There's a difference between disagreeing with an opinion and not acknowledging one. I always try to acknowledge others' views by responding directly to their arguments and giving them the critical attention they deserve. Would you prefer I merely agreed with everything said on this forum?

In any case, I'm not saying that people think that they are perfectly happy with their housing. In fact the opposite. If individuals are happy with their housing, whether a house or small 1 bedroom apartment, that is absolutely great. However, there are many people who end up in housing situations that they themselves consider far from ideal, even though there are other options available.
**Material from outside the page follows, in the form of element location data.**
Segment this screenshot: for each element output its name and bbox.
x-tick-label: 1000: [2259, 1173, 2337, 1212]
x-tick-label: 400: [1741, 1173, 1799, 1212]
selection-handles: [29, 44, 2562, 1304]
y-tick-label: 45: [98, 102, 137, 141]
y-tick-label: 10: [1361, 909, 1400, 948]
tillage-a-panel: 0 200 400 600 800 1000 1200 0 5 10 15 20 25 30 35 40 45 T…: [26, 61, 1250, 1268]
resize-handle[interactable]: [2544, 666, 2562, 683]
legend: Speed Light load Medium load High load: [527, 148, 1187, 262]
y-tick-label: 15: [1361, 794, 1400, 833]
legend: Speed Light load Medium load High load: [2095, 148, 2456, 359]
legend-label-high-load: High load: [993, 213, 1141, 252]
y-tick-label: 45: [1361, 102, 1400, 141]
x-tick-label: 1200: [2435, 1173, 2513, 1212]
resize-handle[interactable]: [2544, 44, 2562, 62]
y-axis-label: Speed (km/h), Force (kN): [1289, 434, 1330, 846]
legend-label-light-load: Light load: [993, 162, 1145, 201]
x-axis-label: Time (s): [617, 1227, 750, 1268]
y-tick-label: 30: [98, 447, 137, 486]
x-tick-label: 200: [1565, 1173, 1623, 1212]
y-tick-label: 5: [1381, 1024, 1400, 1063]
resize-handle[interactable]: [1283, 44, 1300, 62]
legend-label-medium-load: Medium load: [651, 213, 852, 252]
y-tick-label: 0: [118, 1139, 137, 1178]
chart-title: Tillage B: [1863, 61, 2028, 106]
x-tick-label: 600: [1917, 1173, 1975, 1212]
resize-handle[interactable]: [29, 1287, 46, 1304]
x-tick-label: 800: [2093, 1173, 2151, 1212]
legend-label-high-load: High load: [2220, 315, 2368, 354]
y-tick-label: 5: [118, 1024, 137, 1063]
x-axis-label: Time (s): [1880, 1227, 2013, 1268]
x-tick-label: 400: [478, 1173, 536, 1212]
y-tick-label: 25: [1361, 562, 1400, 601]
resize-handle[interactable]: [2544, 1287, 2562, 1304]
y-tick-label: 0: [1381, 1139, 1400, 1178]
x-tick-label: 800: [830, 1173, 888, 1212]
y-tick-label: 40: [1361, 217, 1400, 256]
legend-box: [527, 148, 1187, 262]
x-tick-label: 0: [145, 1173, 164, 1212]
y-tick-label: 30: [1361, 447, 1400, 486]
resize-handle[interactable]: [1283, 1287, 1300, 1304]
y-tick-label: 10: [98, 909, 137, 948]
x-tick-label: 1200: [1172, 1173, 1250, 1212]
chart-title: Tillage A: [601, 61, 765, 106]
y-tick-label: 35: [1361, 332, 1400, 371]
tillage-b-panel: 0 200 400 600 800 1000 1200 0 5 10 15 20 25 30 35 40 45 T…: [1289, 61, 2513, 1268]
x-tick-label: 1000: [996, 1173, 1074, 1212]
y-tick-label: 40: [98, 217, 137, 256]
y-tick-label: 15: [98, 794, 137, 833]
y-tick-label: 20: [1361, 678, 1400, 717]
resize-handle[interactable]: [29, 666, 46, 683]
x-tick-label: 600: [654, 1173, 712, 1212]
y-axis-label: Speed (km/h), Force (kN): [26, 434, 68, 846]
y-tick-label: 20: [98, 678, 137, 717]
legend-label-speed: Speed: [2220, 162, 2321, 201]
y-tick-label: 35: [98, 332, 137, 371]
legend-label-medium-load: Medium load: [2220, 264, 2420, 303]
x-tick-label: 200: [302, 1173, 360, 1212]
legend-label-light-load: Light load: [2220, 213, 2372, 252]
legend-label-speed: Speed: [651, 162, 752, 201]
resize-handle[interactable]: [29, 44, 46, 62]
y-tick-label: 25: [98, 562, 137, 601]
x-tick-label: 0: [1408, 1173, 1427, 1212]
For many, the trade-off between the 'burbs and the city is not worthwhile, even considering the space and amenity issues they may face in the inner-city or CBD. I still argue, however, that this doesn't mean that they would consider their home in the city to be well designed, or even pleasant. I will freely admit that my own home right now is downright uncomfortable and poorly designed, but I persist because I need to live close to work and close to the cultural life I enjoy. I grew up in the suburbs, and I won't return unless was literally forced to do so.

That doesn't change the experience of my housing, though. So, my conclusion remains, demand for inner-city housing says little about how well or how poorly it is designed, and a great deal about how well it is located.

I certainly wouldn't advocate changes to the design code that increase costs - I simply believe that better design = a better quality of life and ultimately, a better society for all.